15年目の小さな試練
 小首を傾げてそう答えると、晃太くんはぷっと吹き出した。

「……ハルちゃんって、ホント、勉強好きなんだな」

 晃太くんはわたしの書棚の、経営学関係の本が並んでいる一角を眺めながら笑った。

「あれを一ヶ月や二ヶ月で読んで理解できるんだもんな。……てか、増えてる?」

「あ、うん。少しだけ」

 課題を解いていると、まだまだ分からない事が出て来る。その疑問にヒントをくれそうな本を何冊か買い足して読んでいた。

「うーん。ハルちゃんが楽しいなら良いのかも知れないけど……」

 晃太くんはもう一度、わたしの課題に目を落とした。

「ハルちゃん、これさ、ホント、普通じゃ考えられないくらい、難しいのをもらってるよ。解くの、時間かかるでしょう?」

「……んー、それなりに、かかるかなぁ」

 確かに、他の授業で出る課題とは比べ物にならないくらいには時間がかかってる。

「山野先生、なんて言って、これくれるの?」

「課題をもらう時?」

「うん」

「えっとね、『あなたなら出来ると思う』とか、『頑張ってみて』とか、それから、『期待してるわよ』……とか、」

 言いながら、何だか恥ずかしくなってくる。

 その他にも色々言われたけど、そんな言葉に嬉しくなって、つい頑張ってしまったとか、何だか子どもみたい。
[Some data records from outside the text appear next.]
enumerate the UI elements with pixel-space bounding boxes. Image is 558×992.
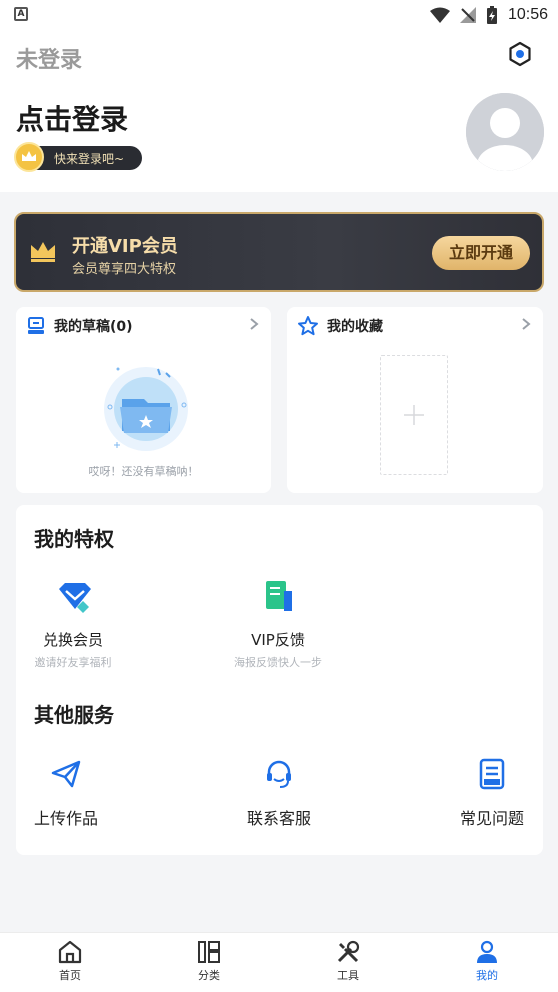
tab-tools[interactable]: 工具 bbox=[308, 939, 388, 983]
battery-charging-icon bbox=[486, 6, 497, 24]
privilege-label: VIP反馈 bbox=[251, 631, 305, 649]
profile-header: 未登录 点击登录 快来登录吧~ bbox=[0, 30, 558, 192]
status-icons: 10:56 bbox=[429, 4, 548, 26]
tab-home[interactable]: 首页 bbox=[30, 939, 110, 983]
service-contact-support[interactable]: 联系客服 bbox=[224, 757, 334, 829]
wifi-icon bbox=[429, 7, 450, 23]
login-prompt[interactable]: 点击登录 bbox=[16, 98, 128, 138]
avatar[interactable] bbox=[466, 93, 544, 171]
gem-icon bbox=[59, 583, 91, 613]
favorite-add-placeholder[interactable] bbox=[380, 355, 448, 475]
favorites-card[interactable]: 我的收藏 bbox=[287, 307, 543, 493]
login-status-label: 未登录 bbox=[16, 48, 83, 73]
paper-plane-icon bbox=[51, 760, 81, 788]
settings-icon[interactable] bbox=[506, 40, 534, 68]
signal-off-icon bbox=[459, 7, 476, 23]
profile-icon bbox=[477, 940, 497, 963]
login-hint-badge[interactable]: 快来登录吧~ bbox=[14, 142, 142, 172]
chevron-right-icon[interactable] bbox=[247, 317, 261, 331]
tools-icon bbox=[337, 940, 360, 963]
category-icon bbox=[198, 941, 220, 963]
clock: 10:56 bbox=[507, 6, 548, 23]
tab-mine[interactable]: 我的 bbox=[447, 939, 527, 983]
privilege-subtitle: 海报反馈快人一步 bbox=[234, 656, 322, 669]
service-upload-works[interactable]: 上传作品 bbox=[11, 757, 121, 829]
draft-icon bbox=[28, 317, 44, 334]
favorites-header[interactable]: 我的收藏 bbox=[297, 315, 383, 337]
services-panel: 我的特权 兑换会员 邀请好友享福利 VIP反馈 海报反馈快人一步 其他服务 上传… bbox=[16, 505, 543, 855]
tab-label: 我的 bbox=[476, 969, 498, 982]
empty-folder-illustration-icon bbox=[104, 367, 188, 451]
drafts-title: 我的草稿(0) bbox=[54, 319, 133, 335]
privileges-title: 我的特权 bbox=[34, 527, 114, 551]
privilege-label: 兑换会员 bbox=[42, 631, 103, 649]
headset-icon bbox=[267, 760, 291, 788]
app-notification-icon: A bbox=[14, 7, 28, 21]
star-icon bbox=[298, 316, 318, 336]
vip-open-button[interactable]: 立即开通 bbox=[432, 236, 530, 270]
home-icon bbox=[58, 940, 82, 964]
service-label: 常见问题 bbox=[459, 809, 524, 828]
tab-category[interactable]: 分类 bbox=[169, 939, 249, 983]
plus-icon bbox=[404, 405, 424, 425]
other-services-title: 其他服务 bbox=[34, 703, 114, 727]
drafts-empty-text: 哎呀！还没有草稿呐！ bbox=[88, 465, 199, 478]
privilege-subtitle: 邀请好友享福利 bbox=[34, 656, 112, 669]
vip-title: 开通VIP会员 bbox=[72, 236, 178, 257]
status-bar: A 10:56 bbox=[0, 0, 558, 30]
feedback-doc-icon bbox=[266, 581, 292, 611]
vip-banner[interactable]: 开通VIP会员 会员尊享四大特权 立即开通 bbox=[14, 212, 544, 292]
service-label: 上传作品 bbox=[33, 809, 98, 828]
tab-label: 分类 bbox=[198, 969, 220, 982]
favorites-title: 我的收藏 bbox=[327, 319, 383, 335]
crown-icon bbox=[31, 242, 55, 262]
tab-label: 工具 bbox=[337, 969, 359, 982]
privilege-vip-feedback[interactable]: VIP反馈 海报反馈快人一步 bbox=[208, 577, 348, 670]
bottom-tab-bar: 首页 分类 工具 我的 bbox=[0, 932, 558, 992]
service-label: 联系客服 bbox=[246, 809, 311, 828]
login-hint-text: 快来登录吧~ bbox=[54, 152, 125, 166]
service-faq[interactable]: 常见问题 bbox=[437, 757, 547, 829]
faq-doc-icon bbox=[479, 758, 505, 790]
drafts-header[interactable]: 我的草稿(0) bbox=[26, 315, 133, 337]
vip-subtitle: 会员尊享四大特权 bbox=[72, 262, 177, 277]
tab-label: 首页 bbox=[59, 969, 81, 982]
privilege-redeem-vip[interactable]: 兑换会员 邀请好友享福利 bbox=[3, 577, 143, 670]
crown-badge-icon bbox=[14, 142, 44, 172]
chevron-right-icon[interactable] bbox=[519, 317, 533, 331]
drafts-card[interactable]: 我的草稿(0) 哎呀！还没有草稿呐！ bbox=[16, 307, 271, 493]
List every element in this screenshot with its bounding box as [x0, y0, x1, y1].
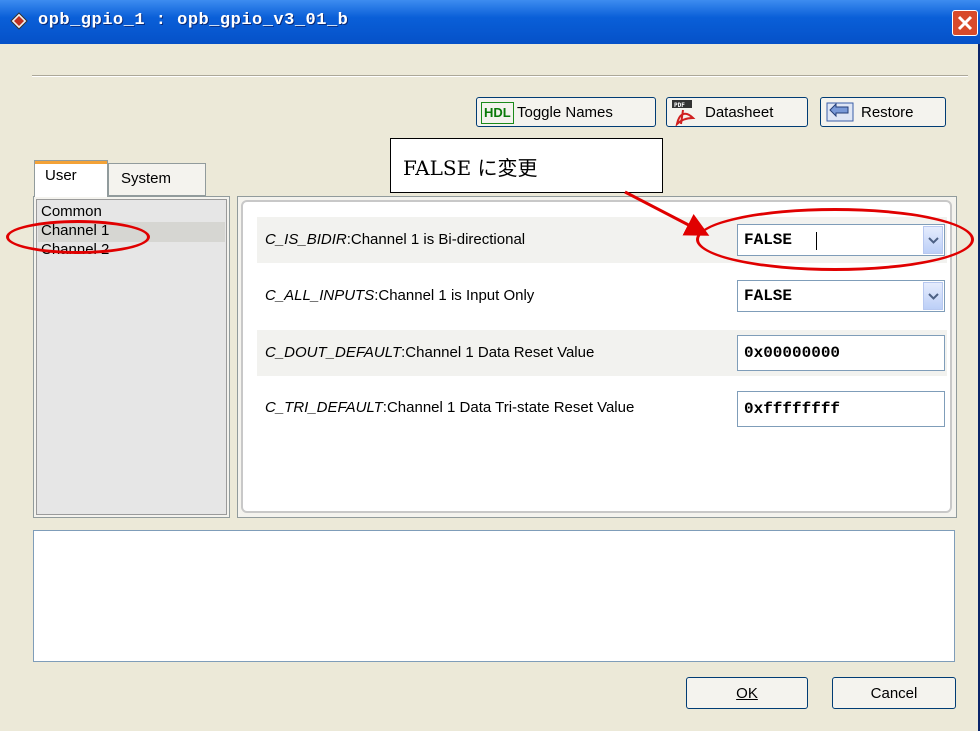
tab-user-label: User	[45, 167, 77, 184]
tab-user[interactable]: User	[34, 160, 108, 197]
dialog-window: opb_gpio_1 : opb_gpio_v3_01_b HDL Toggle…	[0, 0, 980, 731]
annotation-arrow	[624, 190, 710, 236]
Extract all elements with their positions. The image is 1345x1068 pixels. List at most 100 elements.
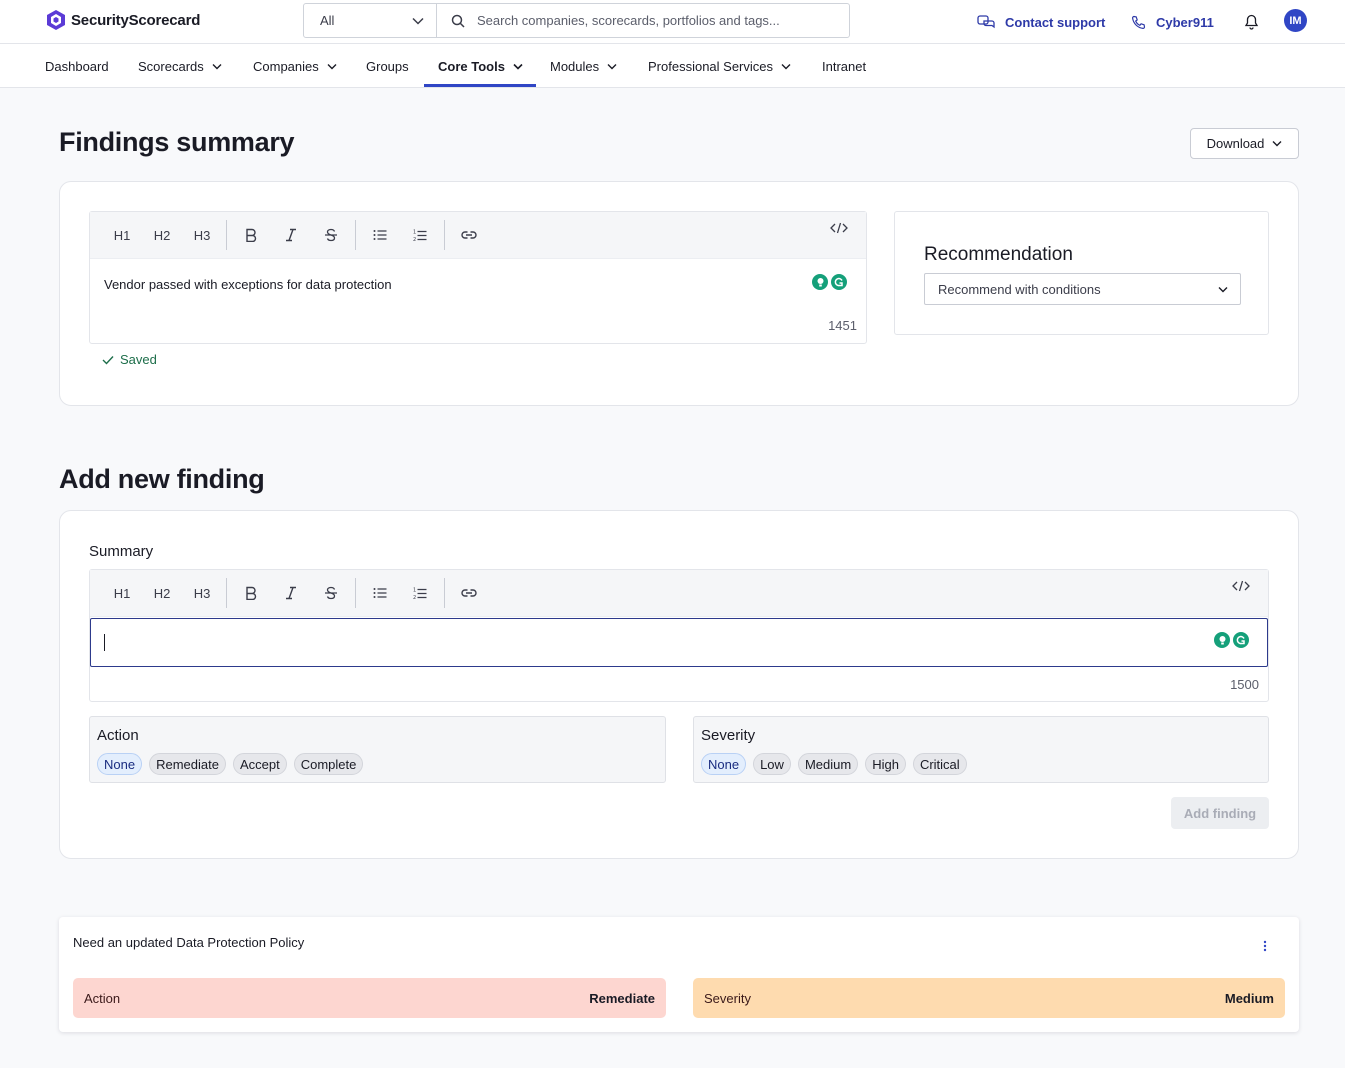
- severity-chip-critical[interactable]: Critical: [912, 753, 967, 775]
- chevron-down-icon: [607, 63, 617, 69]
- action-selector: Action None Remediate Accept Complete: [89, 716, 666, 783]
- saved-label: Saved: [120, 352, 157, 367]
- severity-chip-none[interactable]: None: [701, 753, 747, 775]
- nav-item-scorecards[interactable]: Scorecards: [138, 44, 222, 88]
- search-input[interactable]: [477, 13, 817, 28]
- grammarly-widget[interactable]: [812, 274, 847, 290]
- nav-item-companies[interactable]: Companies: [253, 44, 337, 88]
- finding-action-tag: Action Remediate: [73, 978, 666, 1018]
- text-cursor: [104, 634, 105, 651]
- logo-icon: [47, 10, 65, 30]
- nav-item-groups[interactable]: Groups: [366, 44, 409, 88]
- contact-support-link[interactable]: Contact support: [977, 0, 1105, 44]
- heading1-button[interactable]: H1: [102, 578, 142, 608]
- link-button[interactable]: [449, 578, 489, 608]
- notifications-button[interactable]: [1244, 0, 1259, 44]
- add-finding-title: Add new finding: [59, 464, 265, 494]
- bold-icon: [246, 228, 257, 242]
- lightbulb-icon: [812, 274, 828, 290]
- recommendation-title: Recommendation: [924, 244, 1073, 265]
- cyber911-link[interactable]: Cyber911: [1131, 0, 1214, 44]
- nav-item-dashboard[interactable]: Dashboard: [45, 44, 109, 88]
- bullet-list-button[interactable]: [360, 220, 400, 250]
- toolbar-divider: [226, 578, 227, 608]
- chevron-down-icon: [513, 63, 523, 70]
- finding-action-value: Remediate: [589, 990, 655, 1006]
- bullet-list-button[interactable]: [360, 578, 400, 608]
- grammarly-widget[interactable]: [1214, 632, 1249, 648]
- action-chip-remediate[interactable]: Remediate: [149, 753, 226, 775]
- nav-label: Groups: [366, 58, 409, 74]
- search-scope-value: All: [320, 13, 335, 28]
- bullet-list-icon: [373, 588, 387, 598]
- nav-item-intranet[interactable]: Intranet: [822, 44, 866, 88]
- heading2-button[interactable]: H2: [142, 578, 182, 608]
- finding-summary-input[interactable]: [90, 618, 1268, 667]
- recommendation-value: Recommend with conditions: [938, 281, 1101, 297]
- heading1-button[interactable]: H1: [102, 220, 142, 250]
- contact-support-label: Contact support: [1005, 14, 1106, 30]
- italic-icon: [286, 586, 296, 600]
- link-icon: [461, 589, 477, 597]
- italic-icon: [286, 228, 296, 242]
- bullet-list-icon: [373, 230, 387, 240]
- strikethrough-button[interactable]: [311, 220, 351, 250]
- active-tab-indicator: [424, 84, 536, 87]
- severity-selector: Severity None Low Medium High Critical: [693, 716, 1269, 783]
- finding-severity-tag: Severity Medium: [693, 978, 1285, 1018]
- recommendation-panel: Recommendation Recommend with conditions: [894, 211, 1269, 335]
- finding-card: Need an updated Data Protection Policy A…: [59, 917, 1299, 1032]
- code-view-button[interactable]: [1232, 579, 1250, 597]
- grammarly-icon: [831, 274, 847, 290]
- code-view-button[interactable]: [830, 221, 848, 239]
- phone-icon: [1131, 15, 1146, 29]
- chevron-down-icon: [781, 63, 791, 69]
- severity-chip-medium[interactable]: Medium: [797, 753, 859, 775]
- numbered-list-button[interactable]: 12: [400, 578, 440, 608]
- nav-label: Companies: [253, 58, 319, 74]
- heading3-button[interactable]: H3: [182, 220, 222, 250]
- summary-label: Summary: [89, 543, 154, 560]
- search-icon: [451, 14, 465, 28]
- more-options-button[interactable]: [1263, 939, 1267, 957]
- toolbar-divider: [355, 578, 356, 608]
- chevron-down-icon: [412, 17, 424, 25]
- brand-name: SecurityScorecard: [71, 11, 201, 29]
- strikethrough-icon: [325, 586, 337, 600]
- bold-button[interactable]: [231, 220, 271, 250]
- italic-button[interactable]: [271, 220, 311, 250]
- action-chip-accept[interactable]: Accept: [232, 753, 287, 775]
- severity-chip-high[interactable]: High: [865, 753, 906, 775]
- nav-item-professional-services[interactable]: Professional Services: [648, 44, 791, 88]
- severity-label: Severity: [701, 727, 756, 744]
- toolbar-divider: [444, 220, 445, 250]
- recommendation-select[interactable]: Recommend with conditions: [924, 273, 1241, 305]
- download-button[interactable]: Download: [1190, 128, 1299, 159]
- search-field: [437, 4, 849, 37]
- user-avatar[interactable]: IM: [1284, 9, 1307, 32]
- action-chip-none[interactable]: None: [97, 753, 143, 775]
- editor-toolbar: H1 H2 H3 12: [90, 212, 866, 259]
- nav-label: Professional Services: [648, 58, 773, 74]
- heading3-button[interactable]: H3: [182, 578, 222, 608]
- action-chip-complete[interactable]: Complete: [293, 753, 364, 775]
- italic-button[interactable]: [271, 578, 311, 608]
- findings-summary-title: Findings summary: [59, 127, 295, 157]
- finding-summary-editor: H1 H2 H3 12 1500: [89, 569, 1269, 702]
- heading2-button[interactable]: H2: [142, 220, 182, 250]
- finding-title: Need an updated Data Protection Policy: [73, 935, 305, 950]
- search-scope-select[interactable]: All: [304, 4, 437, 37]
- add-finding-button[interactable]: Add finding: [1171, 797, 1269, 829]
- severity-chip-low[interactable]: Low: [753, 753, 791, 775]
- nav-item-modules[interactable]: Modules: [550, 44, 617, 88]
- toolbar-divider: [444, 578, 445, 608]
- summary-text[interactable]: Vendor passed with exceptions for data p…: [104, 277, 392, 292]
- link-button[interactable]: [449, 220, 489, 250]
- brand-logo[interactable]: SecurityScorecard: [45, 9, 200, 31]
- numbered-list-icon: 12: [413, 587, 427, 600]
- chat-icon: [977, 14, 995, 28]
- bold-button[interactable]: [231, 578, 271, 608]
- nav-item-core-tools[interactable]: Core Tools: [438, 44, 523, 88]
- strikethrough-button[interactable]: [311, 578, 351, 608]
- numbered-list-button[interactable]: 12: [400, 220, 440, 250]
 思わず赤くなって俯くと、晃太くんはくすりと笑った。

「ハルちゃんが楽しいなら、まあ、良いんだけどね。何か困ったことが出てきたら、いつでも言ってね? 相談に乗るからさ」

 晃太くんはそう言って、わたしの頭をぐりぐりとなでた。

 最近、晃太くんに頭をなでられることが多いな、とふと思った。